Livre Le malheur de vivre

En ces temps où on nous laisse entendre que le monde serait devenu un village planétaire, il est bon de souligner que la rencontre entre tradition et modernité offre parfois un spectacle désolant. A ce sujet, le beau livre que vient de publier Ndèye Fatou Kane, « Le malheur de vivre », nous amène au cœur du choc des cultures.

 

Jeune, belle, séduisante et fille unique du couple de commerçants Amadou et Mariam Bâ, à 20 ans Sakina Bâ qui poursuit des études supérieures en gestion à Paris a un bel avenir.

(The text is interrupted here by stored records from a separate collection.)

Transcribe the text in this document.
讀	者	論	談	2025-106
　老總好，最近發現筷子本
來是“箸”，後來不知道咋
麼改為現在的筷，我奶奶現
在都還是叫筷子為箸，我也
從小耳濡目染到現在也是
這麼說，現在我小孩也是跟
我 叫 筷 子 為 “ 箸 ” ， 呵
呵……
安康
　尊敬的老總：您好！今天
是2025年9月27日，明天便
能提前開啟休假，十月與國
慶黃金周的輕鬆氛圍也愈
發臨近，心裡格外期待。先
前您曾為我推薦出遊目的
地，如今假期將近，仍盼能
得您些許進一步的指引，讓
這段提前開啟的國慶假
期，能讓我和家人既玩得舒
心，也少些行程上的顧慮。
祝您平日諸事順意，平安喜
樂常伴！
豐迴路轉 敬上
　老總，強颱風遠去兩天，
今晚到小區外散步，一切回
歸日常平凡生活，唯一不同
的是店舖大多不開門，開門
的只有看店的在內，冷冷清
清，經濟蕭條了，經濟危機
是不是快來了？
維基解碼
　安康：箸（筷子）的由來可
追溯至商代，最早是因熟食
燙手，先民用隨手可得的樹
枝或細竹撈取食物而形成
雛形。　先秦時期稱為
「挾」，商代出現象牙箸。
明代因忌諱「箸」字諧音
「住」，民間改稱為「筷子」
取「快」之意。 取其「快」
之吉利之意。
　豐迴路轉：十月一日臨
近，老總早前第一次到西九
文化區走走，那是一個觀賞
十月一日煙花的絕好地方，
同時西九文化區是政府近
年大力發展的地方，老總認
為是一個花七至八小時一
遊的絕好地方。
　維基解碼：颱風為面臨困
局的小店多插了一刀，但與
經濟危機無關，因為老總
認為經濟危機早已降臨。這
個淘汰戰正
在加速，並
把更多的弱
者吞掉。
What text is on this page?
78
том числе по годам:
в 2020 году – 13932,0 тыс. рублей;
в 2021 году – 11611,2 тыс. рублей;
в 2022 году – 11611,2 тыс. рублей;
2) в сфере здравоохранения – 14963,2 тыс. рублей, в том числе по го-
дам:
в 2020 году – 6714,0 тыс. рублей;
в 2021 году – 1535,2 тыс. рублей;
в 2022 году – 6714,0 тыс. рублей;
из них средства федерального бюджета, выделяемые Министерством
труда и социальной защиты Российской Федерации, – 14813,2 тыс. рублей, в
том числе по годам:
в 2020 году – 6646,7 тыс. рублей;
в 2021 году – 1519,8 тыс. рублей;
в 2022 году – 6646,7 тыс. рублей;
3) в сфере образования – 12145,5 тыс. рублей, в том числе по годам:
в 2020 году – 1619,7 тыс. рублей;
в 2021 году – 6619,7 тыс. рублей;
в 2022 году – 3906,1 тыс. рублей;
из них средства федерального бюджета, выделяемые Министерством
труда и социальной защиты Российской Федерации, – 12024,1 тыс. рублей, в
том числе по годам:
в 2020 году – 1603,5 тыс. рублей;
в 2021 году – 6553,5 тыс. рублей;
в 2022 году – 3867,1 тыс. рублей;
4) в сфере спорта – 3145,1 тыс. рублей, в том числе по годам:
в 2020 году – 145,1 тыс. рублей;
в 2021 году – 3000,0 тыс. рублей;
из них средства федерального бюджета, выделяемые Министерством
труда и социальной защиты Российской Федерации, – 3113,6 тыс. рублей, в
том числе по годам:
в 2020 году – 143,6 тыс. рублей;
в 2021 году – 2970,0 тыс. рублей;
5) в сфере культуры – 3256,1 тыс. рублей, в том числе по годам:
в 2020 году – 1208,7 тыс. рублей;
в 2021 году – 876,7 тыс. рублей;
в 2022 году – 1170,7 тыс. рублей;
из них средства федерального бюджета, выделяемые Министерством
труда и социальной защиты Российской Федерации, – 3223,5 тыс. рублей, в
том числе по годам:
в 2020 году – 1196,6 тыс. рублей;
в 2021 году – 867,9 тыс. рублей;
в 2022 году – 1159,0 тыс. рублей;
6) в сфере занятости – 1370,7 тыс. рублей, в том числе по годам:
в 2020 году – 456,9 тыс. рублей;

En vacances au Sénégal avec ses parents, elle tombe amoureuse d’un coureur de jupons, Ousmane Wane. Sans pitié, ce dernier va petit à petit resserrer l’étau autour de la jeune fille folle amoureuse et prête à tout pour celui qui devient rapidement, à la grande surprise de ses cousines et de ses parents, l’homme de sa vie.

 

Ce roman fait partie de ces écrits roses, qui sont des histoires d’amour terribles. On se rend compte que l’auteure qui est née à Dakar connaît bien le modus vivendi de la jeunesse dakaroise et, bien entendu, Dakar by night. C’est dans ce dernier que les tourtereaux vont avoir l’habitude de se rencontrer. Beau parleur, le baratin de ce « Boy Dakar » va finir par convaincre les parents de sa belle de lui donner leur fille en mariage. Ça sera pompeux mais à la charge du couple Bâ.

 

Alors que la mariée ne vit plus que pour lui, le marié lui rêve de se faire du fric, des gonzesses et d’aller vivre à Paris, la ville de son cœur. Au regard de l’attitude de Sakina et celle d’Ousmane, on a une mise en lumière de la fragilité des sociétés africaines poreuses à l’immoralité venant des sociétés occidentales. Par amour pour leur fille, ses parents vont l’accompagner dans ses choix.

 

Si le contexte déroulé mène à la tragédie, la réussite de la romancière est d’avoir su insister sur les risques qui guettent la jeunesse lorsqu’elle ne parvient pas à faire la part des choses entre l’héritage culturel et les modes d’aujourd’hui. On imagine Ndèye Fatou Kane demander au lecteur si l’on peut tout se permettre par amour. Au fil des pages, l’amour tourne au drame. Une fois installée à Paris avec son époux, Sakina va vivre une véritable descente aux enfers, mais il est trop tard.

 

Comme l’annonce Cheikh Hamidou Kane dans la préface de l’ouvrage, on n’a pas envie de le refermer avant d’avoir lu son épilogue. Ce qui frappe encore dans cette belle écriture facile à comprendre et efficace est la mise en exergue remarquable de l’art et la manière de passer à coté de sa vie par amour.

 

Franck Cana

 

« Le malheur de vivre », de Ndèye Fatou Kane, roman, éd. L’harmattan, 171 pages, 19 euros.

 

Source : Mito revista cultural n°19 de mars 2015.